Face à la presse, Habib Beye a affiché une détermination sans faille. Pas question de sacrifier le championnat pour la coupe, ni l'inverse. Pour lui, l'exigence marseillaise impose de mener de front tous les combats. "On va jouer les deux compétitions à fond. Je refuse de choisir entre la Coupe et le championnat, a martelé le technicien olympien. Quand vous portez ce logo, vous n'avez pas le droit de faire des calculs. La dynamique, elle s'entretient par la victoire, peu importe le terrain."
Cette ambition est une réponse directe à ceux qui craignent de voir l’effectif s’essouffler. Beye voit plus loin : pour lui, un succès en Coupe pourrait être l'étincelle qui embrase la fin de saison en Ligue 1. "La chance n'est pas un hasard, elle se provoque par le comportement", a-t-il ajouté, rappelant que son groupe a "l'orgueil de rebondir" après les doutes de l'hiver.
Le syndrome 1989 et le boulevard parisien
Pourquoi faut-il rêver grand ? D'abord, parce que le destin a fait le ménage. L’élimination précoce du Paris Saint-Germain a brisé le plafond de verre qui bloquait souvent l'accès des Phocéens au trophée. Le tableau est ouvert, et l’OM fait désormais figure de favori naturel. "L'absence du PSG n'offre pas d'opportunité supérieure, a tout de même balayé Beye. Aujourd'hui, il y a encore de très grosses équipes en compétition. Je ne vois pas notre parcours en fonction de ce qu'a vécu le Paris-SG dans une compétition."
Mais l'histoire pèse. 1989 : voilà 37 ans que la Coupe de France n'a pas été brandie par un capitaine olympien. "On n'a pas gagné ce trophée depuis longtemps, rappelle Beye, qui a lui vécu deux finales de Coupe de France avec l'OM en tant que joueur en 2006 et 2007, mais les a perdues. C'est un objectif majeur. On veut créer cette émulation-là dans le challenge."
Pour un club qui vit de sa légende, ce vide est une anomalie qu'il faut corriger. En galère de régularité en championnat, l'OM a besoin d'un trophée pour valider son nouveau cycle. Le défi contre Toulouse sera de ne pas tomber dans le piège de l’excès de confiance. Le TFC reste un spécialiste de l'épreuve, vainqueur en 2023, et l'OM devra faire sans Pierre-Emile Højbjerg, son pilier du milieu. Mais Beye reste serein : "On a poussé les joueurs à leurs limites cette semaine. Ils ont bien bossé. Je veux voir une équipe conquérante, capable de respirer cette ville et de ressentir son exigence."
Le Vélodrome comme carburant
Si l'OM peut se permettre de rêver si grand, c’est aussi parce qu’il retrouve son jardin au moment le plus critique de sa saison. Jouer au Vélodrome en Coupe de France est historiquement un gage de succès : sur l'ensemble de son histoire dans la compétition, l'Olympique de Marseille affiche un taux de victoire impressionnant de près de 75 % à domicile.
Dans une enceinte qui devrait frôler les 65 000 spectateurs demain soir, la pression populaire devient une arme de destruction massive.

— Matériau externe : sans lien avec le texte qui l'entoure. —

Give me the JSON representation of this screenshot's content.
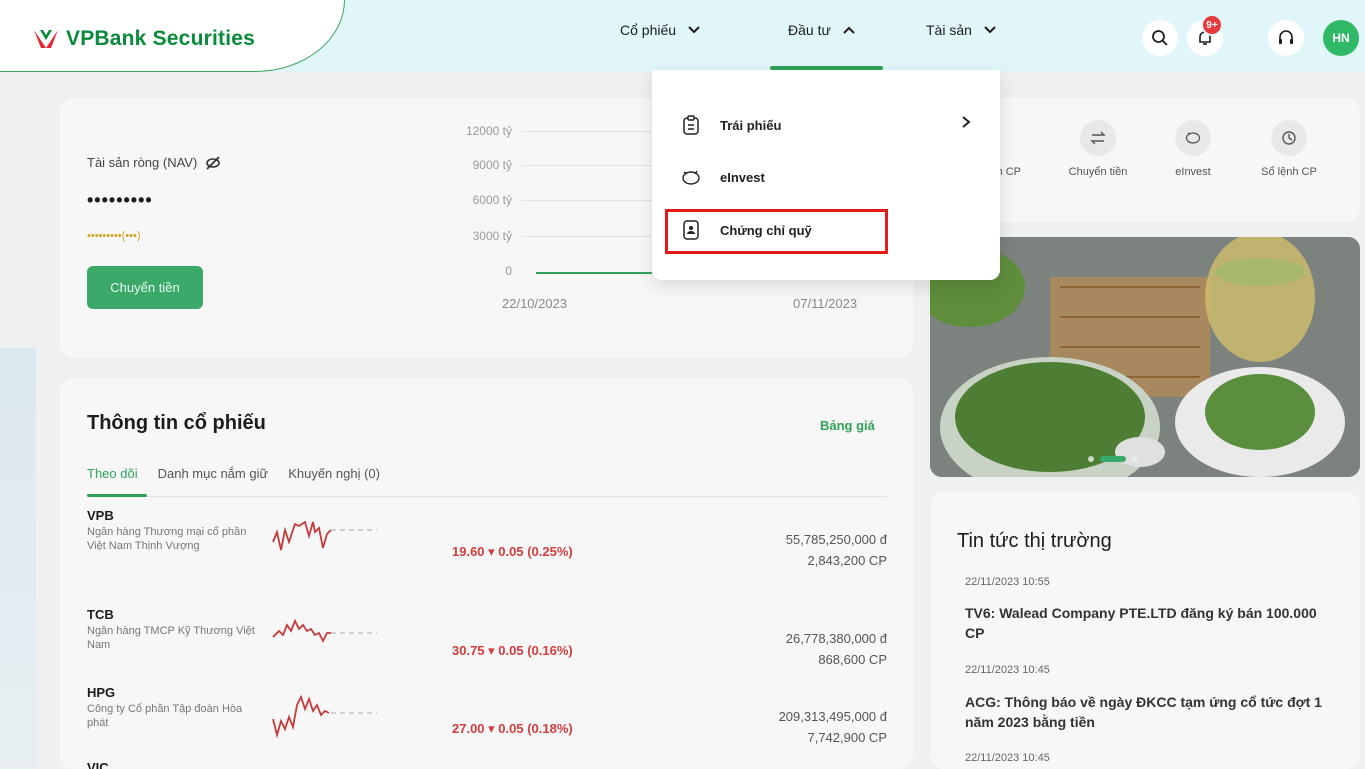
{
  "header": {
    "brand": "VPBank Securities",
    "nav": {
      "stocks": "Cổ phiếu",
      "invest": "Đầu tư",
      "assets": "Tài sản"
    },
    "notification_badge": "9+",
    "avatar_initials": "HN"
  },
  "invest_menu": {
    "items": [
      {
        "label": "Trái phiếu",
        "icon": "clipboard-icon"
      },
      {
        "label": "eInvest",
        "icon": "piggy-bank-icon"
      },
      {
        "label": "Chứng chỉ quỹ",
        "icon": "certificate-icon"
      }
    ]
  },
  "nav_card": {
    "label": "Tài sản ròng (NAV)",
    "masked_value": "•••••••••",
    "masked_change": "•••••••••(•••)",
    "transfer_button": "Chuyển tiền",
    "y_ticks": [
      "12000 tỷ",
      "9000 tỷ",
      "6000 tỷ",
      "3000 tỷ",
      "0"
    ],
    "x_ticks": [
      "22/10/2023",
      "07/11/2023"
    ]
  },
  "quick_actions": [
    {
      "label": "...lệnh CP",
      "icon": "hammer-icon"
    },
    {
      "label": "Chuyển tiền",
      "icon": "transfer-icon"
    },
    {
      "label": "eInvest",
      "icon": "piggy-bank-icon"
    },
    {
      "label": "Sổ lệnh CP",
      "icon": "history-icon"
    }
  ],
  "stock_info": {
    "title": "Thông tin cổ phiếu",
    "price_board_link": "Bảng giá",
    "tabs": [
      "Theo dõi",
      "Danh mục nắm giữ",
      "Khuyến nghị (0)"
    ],
    "rows": [
      {
        "symbol": "VPB",
        "company": "Ngân hàng Thương mại cổ phần Việt Nam Thịnh Vượng",
        "price": "19.60 ▾ 0.05 (0.25%)",
        "value": "55,785,250,000 đ",
        "volume": "2,843,200 CP"
      },
      {
        "symbol": "TCB",
        "company": "Ngân hàng TMCP Kỹ Thương Việt Nam",
        "price": "30.75 ▾ 0.05 (0.16%)",
        "value": "26,778,380,000 đ",
        "volume": "868,600 CP"
      },
      {
        "symbol": "HPG",
        "company": "Công ty Cổ phần Tập đoàn Hòa phát",
        "price": "27.00 ▾ 0.05 (0.18%)",
        "value": "209,313,495,000 đ",
        "volume": "7,742,900 CP"
      },
      {
        "symbol": "VIC",
        "company": "",
        "price": "",
        "value": "",
        "volume": ""
      }
    ]
  },
  "news": {
    "title": "Tin tức thị trường",
    "items": [
      {
        "time": "22/11/2023 10:55",
        "headline": "TV6: Walead Company PTE.LTD đăng ký bán 100.000 CP"
      },
      {
        "time": "22/11/2023 10:45",
        "headline": "ACG: Thông báo về ngày ĐKCC tạm ứng cổ tức đợt 1 năm 2023 bằng tiền"
      },
      {
        "time": "22/11/2023 10:45",
        "headline": ""
      }
    ]
  },
  "colors": {
    "brand_green": "#0a8a3a",
    "accent_green": "#2fa25a",
    "down_red": "#d43c3c",
    "highlight_red": "#e11b1b"
  }
}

Pour Habib Beye, cette ferveur n'est pas un poids, mais un moteur : "On a besoin de cette énergie, de ce bruit. Le Vélodrome doit être le juge de paix de cette qualification." Face à des Toulousains qui devront braver l'enfer du boulevard Michelet, l'OM a toutes les cartes en main pour transformer sa galère en championnat en une épopée historique vers le Stade de France.